Compte-rendu synthétique par Élisabeth Rodot — Café Citoyen de Argentan (10/01/2002)
Animateur du débat : Élisabeth Rodot
» Sciences
Le progrès est-il rassurant ?
Progresser veut dire « aller de l’avant ». L’homme a toujours cherché à élargir le champ de ses connaissances. Nous nous sommes demandé qui décidait d’avancer dans tel ou tel domaine, quel était le moteur de cette volonté de progresser ? Est-ce le propre de l’homme, ou un besoin inné de compétition ? Mais le fait d’augmenter ses connaissances n’implique pas forcément un mieux qualitatif. Nous avons décliné différents domaines où la notion de progrès pouvait être analysée tant dans ses aspects positifs que dans ses effets pervers. Le progrès scientifique et technique se mesure aux facilités de la vie quotidienne, le progrès social et culturel est plus difficile à évaluer. L’idée de progrès est connotée positivement depuis le 18ème siècle par opposition au conservatisme ; de nos jours cette connotation positive ne va pas forcément de soi. Nous avons aussi réfléchi à la perception relative de la notion de « progrès » en fonction de la manière de lire l’histoire et d’évaluer le bonheur individuel ou collectif qui en résulte.
Certains progrès sont incontestables : les avancées dans le domaine médical, scientifique, technologique et médiatique avec les implications très concrètes dans la vie quotidienne ( greffes d’organes, échographies, électricité, télévision, ordinateurs, machine à laver, couche-culotte…). Ces progrès qui bénéficient au plus grand nombre constituent un fait globalement positif. Plus l’homme élargit ses connaissances, plus il comprend que le champ du progrès est sans limites : c’est peut-être là, le moteur qui fait avancer la recherche.

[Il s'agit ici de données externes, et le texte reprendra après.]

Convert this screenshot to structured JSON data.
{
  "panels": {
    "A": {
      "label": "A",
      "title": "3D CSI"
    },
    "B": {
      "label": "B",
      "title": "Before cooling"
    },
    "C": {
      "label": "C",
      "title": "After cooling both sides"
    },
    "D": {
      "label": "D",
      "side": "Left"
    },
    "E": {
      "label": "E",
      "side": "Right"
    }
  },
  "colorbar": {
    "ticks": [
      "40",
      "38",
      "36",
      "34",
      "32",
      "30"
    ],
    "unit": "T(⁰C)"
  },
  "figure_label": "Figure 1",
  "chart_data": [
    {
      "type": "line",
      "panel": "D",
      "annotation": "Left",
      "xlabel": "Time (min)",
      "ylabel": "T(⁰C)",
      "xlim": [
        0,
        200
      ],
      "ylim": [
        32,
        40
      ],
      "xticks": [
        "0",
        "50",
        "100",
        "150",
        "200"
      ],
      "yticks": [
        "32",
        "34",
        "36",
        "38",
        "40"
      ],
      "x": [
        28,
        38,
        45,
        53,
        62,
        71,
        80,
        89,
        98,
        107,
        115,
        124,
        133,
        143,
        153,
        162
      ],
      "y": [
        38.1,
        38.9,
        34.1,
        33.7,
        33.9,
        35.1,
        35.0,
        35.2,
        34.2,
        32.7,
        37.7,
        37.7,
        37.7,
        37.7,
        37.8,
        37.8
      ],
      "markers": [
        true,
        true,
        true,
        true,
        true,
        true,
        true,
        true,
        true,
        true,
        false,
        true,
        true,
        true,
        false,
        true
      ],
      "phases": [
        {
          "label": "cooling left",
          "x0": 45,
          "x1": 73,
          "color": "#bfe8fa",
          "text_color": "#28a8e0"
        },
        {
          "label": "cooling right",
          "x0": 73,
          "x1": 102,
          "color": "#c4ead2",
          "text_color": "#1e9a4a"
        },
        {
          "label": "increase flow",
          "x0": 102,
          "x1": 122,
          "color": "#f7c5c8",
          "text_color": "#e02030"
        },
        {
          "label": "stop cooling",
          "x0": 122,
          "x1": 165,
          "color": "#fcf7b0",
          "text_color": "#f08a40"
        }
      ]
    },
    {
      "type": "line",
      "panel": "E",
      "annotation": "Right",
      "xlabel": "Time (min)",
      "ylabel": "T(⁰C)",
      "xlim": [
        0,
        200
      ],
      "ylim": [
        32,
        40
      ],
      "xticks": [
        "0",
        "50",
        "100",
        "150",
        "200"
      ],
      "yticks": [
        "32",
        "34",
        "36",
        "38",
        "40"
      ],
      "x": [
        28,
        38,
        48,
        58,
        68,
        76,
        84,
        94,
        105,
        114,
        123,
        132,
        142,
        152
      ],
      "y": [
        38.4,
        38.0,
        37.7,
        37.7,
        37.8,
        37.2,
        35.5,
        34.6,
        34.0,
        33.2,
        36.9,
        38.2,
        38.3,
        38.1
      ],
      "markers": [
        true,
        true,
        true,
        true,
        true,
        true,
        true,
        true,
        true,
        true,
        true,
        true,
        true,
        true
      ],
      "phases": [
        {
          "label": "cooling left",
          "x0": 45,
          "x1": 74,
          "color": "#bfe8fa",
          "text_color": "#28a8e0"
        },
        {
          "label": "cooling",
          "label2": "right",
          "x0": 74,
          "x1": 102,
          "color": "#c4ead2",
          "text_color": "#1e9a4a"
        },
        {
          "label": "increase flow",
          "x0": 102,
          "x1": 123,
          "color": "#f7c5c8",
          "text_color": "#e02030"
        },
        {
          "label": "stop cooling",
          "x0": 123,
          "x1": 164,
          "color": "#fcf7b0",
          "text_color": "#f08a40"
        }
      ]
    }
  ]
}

Le progrès a aussi libéré de nombreuses tâches pour la population féminine et contribue ainsi à la « libérer ». Aux détracteurs du progrès sous toutes leurs formes (négationnistes, obscurantistes..), on peut objecter que les populations du SUD qui n’en bénéficient pas, l’envient de manière évidente.
Malheureusement ces bienfaits s’accompagnent souvent d’effets pervers : pollution, surconsommation, surproduction, épuisement des ressources naturelles….mais aussi mettent en danger l’intégrité de la personne humaine au travers des découvertes scientifiques liées au clonage, à la carte du génome…. Le problème est que le progrès scientifique est inféodé au pouvoir économique qui l’instrumentalise. Les experts en tous genres contribuent à servir cette tendance que le citoyen lambda ne saurait contester. D’autre part trop de connaissances noient l’individu qui a du mal à donner un sens global et cohérent à une multitude de savoirs découpés en kit. Il est également évident qu’à l’échelle de la planète seul un petit nombre d’individus bénéficie du progrès : nous sommes loin d’un partage équitable. En occident on bénéficie du progrès technique et de la consommation tous azimuts, mais sur le plan humain la tendance est à l’anesthésie des individus qui se retrouvent le plus souvent dans le seul acte de consommer.
Autres effets pervers, les avancées dans tel ou tel domaine s’accompagnent de l’abandon de pans entiers de connaissances antérieures souvent liées au bon sens populaire. On a développé l’énergie fossile ou nucléaire au détriment de sources d’énergie diversifiées préexistantes : moulins à vent, à eau…Il en va de même pour les médicaments où la chimie a quasiment effacé la phytothérapie…Les enfants ont accès à des connaissances très complexes par internet, entre autres, mais ont perdu les savoirs de base cycle de la nature, observations des animaux...etc. Un intervenant précise que les enfants, en maîtrisant mieux certaines techniques que leurs propres parents perdent la notion de la valeur des adultes. ( désarroi des enfants qui n’ont plus de tuteur, manque de respect envers les personnes âgées...).
Le progrès peut être bénéfique à condition que l’homme n’en soit pas dépendant au point d’en être fragilisé. Toute avancée est positive si elle est partagée par tous. Il importe que tous les modes de pensée, de la base à l’élite, soient pris en compte afin d’éviter les monopoles ainsi que les déperditions de savoir. On peut se demander s’il est possible de fixer des limites au progrès, ou si on est condamné à un progrès infini . L’homme aura-t-il la capacité de progresser aussi sur le plan spirituel face au rouleau compresseur du progrès matériel ? Chacun de nous, en tant que citoyen responsable, a son rôle à jouer dans l’évolution à venir.